Tag Archives: digital humanities

In Defense of Word Clouds

Word clouds have been under heavy critique in data visualization and digital humanities circles. Writing in 2011, the New York Time’s Jacob Harris laments that they enable “only the crudest sorts of textual analysis,” “confuse signifiers with what they signify” and abandon context. If this is true, it seems damning to the prospect of using word clouds for serious textual analysis.

Yet digital historian Adam Crymble offers a devastating critique of Harris’s objections: “However, an expert in the source material can, with reasonable accuracy, reconstruct some of the more basic details of what’s going on.” And indeed, take a look at this word cloud of Harris’s article:

Harris Word Cloud

We can very easily reconstruct that it concerns “word clouds”—or, perhaps, “words cloud,” but that’s a distinction without a difference.

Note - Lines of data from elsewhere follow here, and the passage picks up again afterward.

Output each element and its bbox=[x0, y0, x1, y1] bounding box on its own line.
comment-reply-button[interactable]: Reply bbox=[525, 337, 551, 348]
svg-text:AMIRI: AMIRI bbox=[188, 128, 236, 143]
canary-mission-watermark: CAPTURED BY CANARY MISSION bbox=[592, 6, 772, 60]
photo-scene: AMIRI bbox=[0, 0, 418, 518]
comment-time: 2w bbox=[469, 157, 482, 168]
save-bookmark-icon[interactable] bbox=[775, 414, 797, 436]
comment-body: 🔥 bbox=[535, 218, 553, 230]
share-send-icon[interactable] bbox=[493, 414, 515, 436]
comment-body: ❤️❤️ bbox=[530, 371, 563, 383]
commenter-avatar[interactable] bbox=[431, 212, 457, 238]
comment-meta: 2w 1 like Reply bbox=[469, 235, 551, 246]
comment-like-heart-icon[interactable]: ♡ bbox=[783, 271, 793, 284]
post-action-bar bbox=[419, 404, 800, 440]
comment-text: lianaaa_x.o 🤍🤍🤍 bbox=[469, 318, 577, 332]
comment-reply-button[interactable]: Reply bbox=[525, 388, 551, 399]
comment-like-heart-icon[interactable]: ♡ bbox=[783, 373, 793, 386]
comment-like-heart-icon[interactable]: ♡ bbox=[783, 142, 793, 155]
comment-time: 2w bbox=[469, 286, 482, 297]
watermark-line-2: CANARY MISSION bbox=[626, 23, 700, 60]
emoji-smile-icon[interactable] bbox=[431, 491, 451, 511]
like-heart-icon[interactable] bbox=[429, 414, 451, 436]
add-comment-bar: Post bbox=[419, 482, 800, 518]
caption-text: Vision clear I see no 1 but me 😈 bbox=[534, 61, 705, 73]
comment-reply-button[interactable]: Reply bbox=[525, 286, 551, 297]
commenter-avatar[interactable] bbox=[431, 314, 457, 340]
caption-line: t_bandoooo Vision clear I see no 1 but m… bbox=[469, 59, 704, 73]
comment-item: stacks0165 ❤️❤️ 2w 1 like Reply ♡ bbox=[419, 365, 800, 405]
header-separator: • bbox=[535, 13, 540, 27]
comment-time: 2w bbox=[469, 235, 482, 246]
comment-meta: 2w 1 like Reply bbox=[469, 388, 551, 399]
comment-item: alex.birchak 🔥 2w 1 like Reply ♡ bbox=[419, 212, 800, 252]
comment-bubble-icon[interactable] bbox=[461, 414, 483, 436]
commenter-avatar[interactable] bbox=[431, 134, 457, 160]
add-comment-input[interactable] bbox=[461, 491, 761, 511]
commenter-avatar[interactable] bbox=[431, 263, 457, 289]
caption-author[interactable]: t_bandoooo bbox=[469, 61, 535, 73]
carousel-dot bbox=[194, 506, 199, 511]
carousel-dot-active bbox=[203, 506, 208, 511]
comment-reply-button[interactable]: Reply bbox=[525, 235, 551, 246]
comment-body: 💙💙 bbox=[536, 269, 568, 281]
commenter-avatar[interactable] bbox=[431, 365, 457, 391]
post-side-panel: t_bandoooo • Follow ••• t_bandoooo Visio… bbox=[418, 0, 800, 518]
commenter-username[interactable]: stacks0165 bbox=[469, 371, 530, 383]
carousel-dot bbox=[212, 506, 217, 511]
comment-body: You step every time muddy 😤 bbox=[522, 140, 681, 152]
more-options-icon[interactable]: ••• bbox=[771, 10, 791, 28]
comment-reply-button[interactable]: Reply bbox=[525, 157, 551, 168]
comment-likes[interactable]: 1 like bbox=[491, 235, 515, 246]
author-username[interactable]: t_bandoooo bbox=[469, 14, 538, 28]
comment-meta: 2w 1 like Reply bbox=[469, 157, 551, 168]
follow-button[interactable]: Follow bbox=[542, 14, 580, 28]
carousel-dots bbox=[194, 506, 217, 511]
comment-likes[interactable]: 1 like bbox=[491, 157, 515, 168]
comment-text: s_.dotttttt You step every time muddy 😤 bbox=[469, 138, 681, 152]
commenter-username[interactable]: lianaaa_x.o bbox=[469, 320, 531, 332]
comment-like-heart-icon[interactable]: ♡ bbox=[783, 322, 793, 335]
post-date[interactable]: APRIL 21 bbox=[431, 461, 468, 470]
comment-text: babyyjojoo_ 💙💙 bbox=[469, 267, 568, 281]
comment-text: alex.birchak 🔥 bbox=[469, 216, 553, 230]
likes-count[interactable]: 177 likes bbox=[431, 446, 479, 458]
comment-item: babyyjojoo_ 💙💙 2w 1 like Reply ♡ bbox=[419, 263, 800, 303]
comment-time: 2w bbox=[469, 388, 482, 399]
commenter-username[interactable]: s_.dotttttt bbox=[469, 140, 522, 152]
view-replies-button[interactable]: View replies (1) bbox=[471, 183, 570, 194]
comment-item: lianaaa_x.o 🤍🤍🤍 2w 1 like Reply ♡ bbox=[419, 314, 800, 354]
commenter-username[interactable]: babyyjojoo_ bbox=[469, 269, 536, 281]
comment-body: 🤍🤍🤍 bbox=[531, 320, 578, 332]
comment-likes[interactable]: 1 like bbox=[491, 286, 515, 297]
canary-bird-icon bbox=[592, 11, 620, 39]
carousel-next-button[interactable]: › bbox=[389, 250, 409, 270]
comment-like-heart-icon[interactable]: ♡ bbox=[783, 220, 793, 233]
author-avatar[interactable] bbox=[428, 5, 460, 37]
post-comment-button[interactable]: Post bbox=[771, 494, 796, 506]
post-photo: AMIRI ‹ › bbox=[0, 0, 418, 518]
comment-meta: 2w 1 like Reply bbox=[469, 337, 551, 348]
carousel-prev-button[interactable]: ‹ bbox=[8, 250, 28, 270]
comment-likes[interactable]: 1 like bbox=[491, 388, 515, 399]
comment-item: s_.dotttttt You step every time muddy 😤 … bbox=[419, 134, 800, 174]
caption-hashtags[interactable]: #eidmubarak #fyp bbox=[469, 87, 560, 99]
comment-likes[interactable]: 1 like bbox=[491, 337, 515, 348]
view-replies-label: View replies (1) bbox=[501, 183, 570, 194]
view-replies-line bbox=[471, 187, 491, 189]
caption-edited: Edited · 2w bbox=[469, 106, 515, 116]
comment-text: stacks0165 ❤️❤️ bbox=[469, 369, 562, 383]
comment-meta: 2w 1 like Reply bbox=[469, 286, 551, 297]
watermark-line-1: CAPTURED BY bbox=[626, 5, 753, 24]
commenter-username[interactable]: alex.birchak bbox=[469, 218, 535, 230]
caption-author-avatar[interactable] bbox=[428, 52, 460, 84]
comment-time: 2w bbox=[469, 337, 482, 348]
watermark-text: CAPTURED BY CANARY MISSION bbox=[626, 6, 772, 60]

So, too, we can deduce that he’s investigating how this technique for “data” “visualization” enables a “reader” to “understand” “every” “narrative.” We even see a few key details that the article itself omits: the “reader” is “named” “York,” for instance. All this seems right. We miss only that Harris is opposed to the word clouds.

But a more sophisticated word cloud methodology will allow us to correct for that, too, while preserving most of the insights demonstrated by our computational techniques. If you’re not interested in technical discussion, you can skip down to the next image. In this revised image, I have completed a low-level significance transform, simply by adding the word “bad” to the source material a few dozen times.

Bad Harris Word Cloud

With this slight change, the image reveals something central about Harris’s argument: he thinks word clouds are bad. At the same time, careful study of this revised figure reveals a contradiction in Harris’s claims that less attentive readings may missed. Harris claims word clouds neglect context, and yet we see the word “context” very clearly, right below the crucial word “visualization.” So much for confusing signifiers and signified!

 

But we can go deeper still. Notice, inside the “b” of “bad” (or the “q” of “peq,” if you turn your head the opposite direction), the words “conclusions” “inside.” In a stunning visual pun, the graph reminds us that we can find conclusions inside the seeming badness of the word cloud.

Now let’s turn up the badness filter a bit higher. In the following figure, rather than including the word “bad,” I have included the lyrics to Michael Jackson’s “Bad” alongside Harris’s piece.

Jackson-Harris Word Cloud

Once again, the image proves our foregone conclusions.